Should we optimize our system to allow users to use the closest site to them for reads?

Thanks to design project one, you can safely assume that everyone in the known universe is an expert on distributing clients among replicas, and you can therefore dismiss this concern with one sentence or less in your writeup. For this design project, concentrate on reliability, not performance.

The file system spec says that when bad sectors are discovered they are marked so that they will never be used again. Yet it also says that write-file may store an incomplete file. This seems inconsistent.

The wording "may store an incomplete file" means that the file system is rather simple-minded. If the last time it used sector 914287, that sector was OK, it will try to write a block of your file there; if this write operation reveals that the sector has turned bad, then it will mark the sector bad, and in addition that block of your file just doesn't get written. A cleverer file system might immediately look for another place to put this block, but our file system designer was paid to be simple and predictable, not clever (and potentially buggy). Besides, that sector might go bad a moment after the write, which produces exactly the same effect.
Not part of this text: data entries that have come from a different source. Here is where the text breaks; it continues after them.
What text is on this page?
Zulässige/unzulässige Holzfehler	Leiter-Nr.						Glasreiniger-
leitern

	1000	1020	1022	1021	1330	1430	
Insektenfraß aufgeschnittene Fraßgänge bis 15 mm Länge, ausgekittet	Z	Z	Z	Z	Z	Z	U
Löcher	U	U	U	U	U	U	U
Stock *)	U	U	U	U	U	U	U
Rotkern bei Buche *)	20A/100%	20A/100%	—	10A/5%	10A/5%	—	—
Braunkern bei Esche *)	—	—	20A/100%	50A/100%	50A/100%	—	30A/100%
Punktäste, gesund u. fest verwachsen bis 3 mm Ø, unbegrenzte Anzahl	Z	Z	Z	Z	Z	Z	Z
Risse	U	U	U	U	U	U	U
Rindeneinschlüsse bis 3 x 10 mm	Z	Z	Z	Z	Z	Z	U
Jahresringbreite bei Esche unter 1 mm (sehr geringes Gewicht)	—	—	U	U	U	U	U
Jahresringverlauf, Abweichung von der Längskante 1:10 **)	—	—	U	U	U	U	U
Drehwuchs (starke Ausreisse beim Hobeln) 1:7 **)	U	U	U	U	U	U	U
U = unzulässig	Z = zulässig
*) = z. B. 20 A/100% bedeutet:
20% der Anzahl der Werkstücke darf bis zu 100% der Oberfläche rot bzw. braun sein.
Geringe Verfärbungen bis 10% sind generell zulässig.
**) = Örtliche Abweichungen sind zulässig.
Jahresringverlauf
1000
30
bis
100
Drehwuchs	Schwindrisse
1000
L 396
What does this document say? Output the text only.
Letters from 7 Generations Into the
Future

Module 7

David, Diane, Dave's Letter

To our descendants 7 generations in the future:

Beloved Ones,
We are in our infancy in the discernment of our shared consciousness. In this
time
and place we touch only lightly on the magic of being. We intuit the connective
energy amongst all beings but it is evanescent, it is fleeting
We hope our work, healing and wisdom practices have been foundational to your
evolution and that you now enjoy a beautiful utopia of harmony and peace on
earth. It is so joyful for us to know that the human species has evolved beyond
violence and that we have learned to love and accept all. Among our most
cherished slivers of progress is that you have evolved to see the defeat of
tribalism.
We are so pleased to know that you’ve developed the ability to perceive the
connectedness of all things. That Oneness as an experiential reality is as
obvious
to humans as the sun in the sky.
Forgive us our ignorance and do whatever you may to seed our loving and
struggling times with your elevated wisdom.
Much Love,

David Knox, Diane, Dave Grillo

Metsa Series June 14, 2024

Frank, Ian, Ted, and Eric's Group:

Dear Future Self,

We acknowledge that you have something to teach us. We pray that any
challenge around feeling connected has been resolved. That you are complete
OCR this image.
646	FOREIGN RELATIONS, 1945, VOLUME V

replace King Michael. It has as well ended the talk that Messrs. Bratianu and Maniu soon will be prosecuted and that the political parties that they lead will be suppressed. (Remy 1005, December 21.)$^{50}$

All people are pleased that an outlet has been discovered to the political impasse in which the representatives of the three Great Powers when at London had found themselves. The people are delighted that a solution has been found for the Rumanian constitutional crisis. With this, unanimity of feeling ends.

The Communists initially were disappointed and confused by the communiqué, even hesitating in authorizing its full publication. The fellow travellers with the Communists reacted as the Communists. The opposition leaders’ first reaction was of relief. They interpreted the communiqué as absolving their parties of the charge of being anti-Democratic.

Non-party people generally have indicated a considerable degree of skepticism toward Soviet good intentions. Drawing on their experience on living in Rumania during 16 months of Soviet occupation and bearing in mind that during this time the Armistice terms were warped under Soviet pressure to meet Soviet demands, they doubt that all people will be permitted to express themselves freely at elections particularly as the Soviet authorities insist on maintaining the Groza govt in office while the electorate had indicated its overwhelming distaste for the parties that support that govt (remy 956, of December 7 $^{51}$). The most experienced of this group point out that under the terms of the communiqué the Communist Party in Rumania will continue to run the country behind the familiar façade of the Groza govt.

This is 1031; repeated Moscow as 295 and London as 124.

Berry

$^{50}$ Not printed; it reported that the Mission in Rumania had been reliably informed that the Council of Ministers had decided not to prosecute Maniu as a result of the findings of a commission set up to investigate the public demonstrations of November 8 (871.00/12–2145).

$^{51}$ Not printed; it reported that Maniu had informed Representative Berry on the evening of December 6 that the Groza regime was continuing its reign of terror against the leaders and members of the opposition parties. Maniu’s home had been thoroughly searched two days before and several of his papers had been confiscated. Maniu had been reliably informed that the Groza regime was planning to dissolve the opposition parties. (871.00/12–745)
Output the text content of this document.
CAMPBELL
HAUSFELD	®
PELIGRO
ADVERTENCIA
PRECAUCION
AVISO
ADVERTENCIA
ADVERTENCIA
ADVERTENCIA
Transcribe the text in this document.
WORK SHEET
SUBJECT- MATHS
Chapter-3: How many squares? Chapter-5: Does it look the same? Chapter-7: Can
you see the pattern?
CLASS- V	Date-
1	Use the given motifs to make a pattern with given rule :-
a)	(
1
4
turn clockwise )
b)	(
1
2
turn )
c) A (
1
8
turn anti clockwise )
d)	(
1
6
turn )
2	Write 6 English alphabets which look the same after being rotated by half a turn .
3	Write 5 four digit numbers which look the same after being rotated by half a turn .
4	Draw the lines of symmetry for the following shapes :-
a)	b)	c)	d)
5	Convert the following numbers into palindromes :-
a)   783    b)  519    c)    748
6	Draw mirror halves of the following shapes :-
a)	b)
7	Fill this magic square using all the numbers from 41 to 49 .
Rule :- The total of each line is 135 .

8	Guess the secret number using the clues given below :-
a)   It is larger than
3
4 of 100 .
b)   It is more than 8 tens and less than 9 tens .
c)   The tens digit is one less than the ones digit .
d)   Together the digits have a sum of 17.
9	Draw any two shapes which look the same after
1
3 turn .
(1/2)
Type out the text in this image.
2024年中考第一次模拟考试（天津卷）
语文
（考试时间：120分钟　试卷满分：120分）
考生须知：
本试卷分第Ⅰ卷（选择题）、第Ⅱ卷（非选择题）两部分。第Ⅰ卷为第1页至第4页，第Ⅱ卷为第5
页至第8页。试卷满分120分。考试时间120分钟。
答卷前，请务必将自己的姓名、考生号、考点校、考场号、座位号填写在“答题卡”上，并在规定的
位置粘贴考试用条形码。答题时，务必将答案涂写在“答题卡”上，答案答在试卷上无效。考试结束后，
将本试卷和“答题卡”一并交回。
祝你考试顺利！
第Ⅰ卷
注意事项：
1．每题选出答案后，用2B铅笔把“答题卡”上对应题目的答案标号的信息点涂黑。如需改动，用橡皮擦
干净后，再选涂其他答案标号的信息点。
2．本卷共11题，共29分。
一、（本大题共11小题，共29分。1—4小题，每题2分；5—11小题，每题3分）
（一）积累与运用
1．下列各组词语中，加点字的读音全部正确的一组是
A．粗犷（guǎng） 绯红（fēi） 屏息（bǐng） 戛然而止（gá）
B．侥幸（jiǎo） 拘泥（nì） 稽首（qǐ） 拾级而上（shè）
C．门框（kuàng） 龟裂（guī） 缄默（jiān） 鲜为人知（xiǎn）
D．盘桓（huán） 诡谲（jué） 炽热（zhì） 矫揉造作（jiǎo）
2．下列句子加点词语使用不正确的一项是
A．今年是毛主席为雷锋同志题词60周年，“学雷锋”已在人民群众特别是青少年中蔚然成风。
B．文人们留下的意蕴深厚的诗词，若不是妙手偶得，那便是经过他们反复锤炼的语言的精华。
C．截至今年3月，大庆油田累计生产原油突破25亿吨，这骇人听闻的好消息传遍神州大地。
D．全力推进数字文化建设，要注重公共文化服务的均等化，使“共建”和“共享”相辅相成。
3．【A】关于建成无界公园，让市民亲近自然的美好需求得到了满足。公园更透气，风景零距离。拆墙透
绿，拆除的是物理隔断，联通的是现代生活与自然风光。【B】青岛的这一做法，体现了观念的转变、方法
As we write this thing up we are having a hard time squeezing it into the suggested 8-10 pages. Are we going to lose big if we go over that limit?

"Your paper should be as long as is necessary to explain the problem, your solution, the alternatives you considered, and the reasons for your choices. It should be no longer than that. We estimate that a good paper will be 8 to 10 pages in length."

So 8-10 pages is an estimate, not a hard limit. A paper longer than that won't be automatically assumed to be a loser, but the reader will grow impatient if the content doesn't justify the length; this impatience undoubtedly grows non-linearly with length.

One area that design teams may be able to shorten: the assignment suggests that the first thing the paper should do is "Explain the problem and the externally imposed constraints". This section should not simply repeat what it says in the design project handout. The real purpose of that section is for you to point out problems and constraints that the group addressed and that were not especially obvious from the original problem statement.

Beyond that, if your paper is coming out to 20 pages, it may be that you are working on a bigger problem than the one you were asked to do. Or that your solution is more complicated than necessary.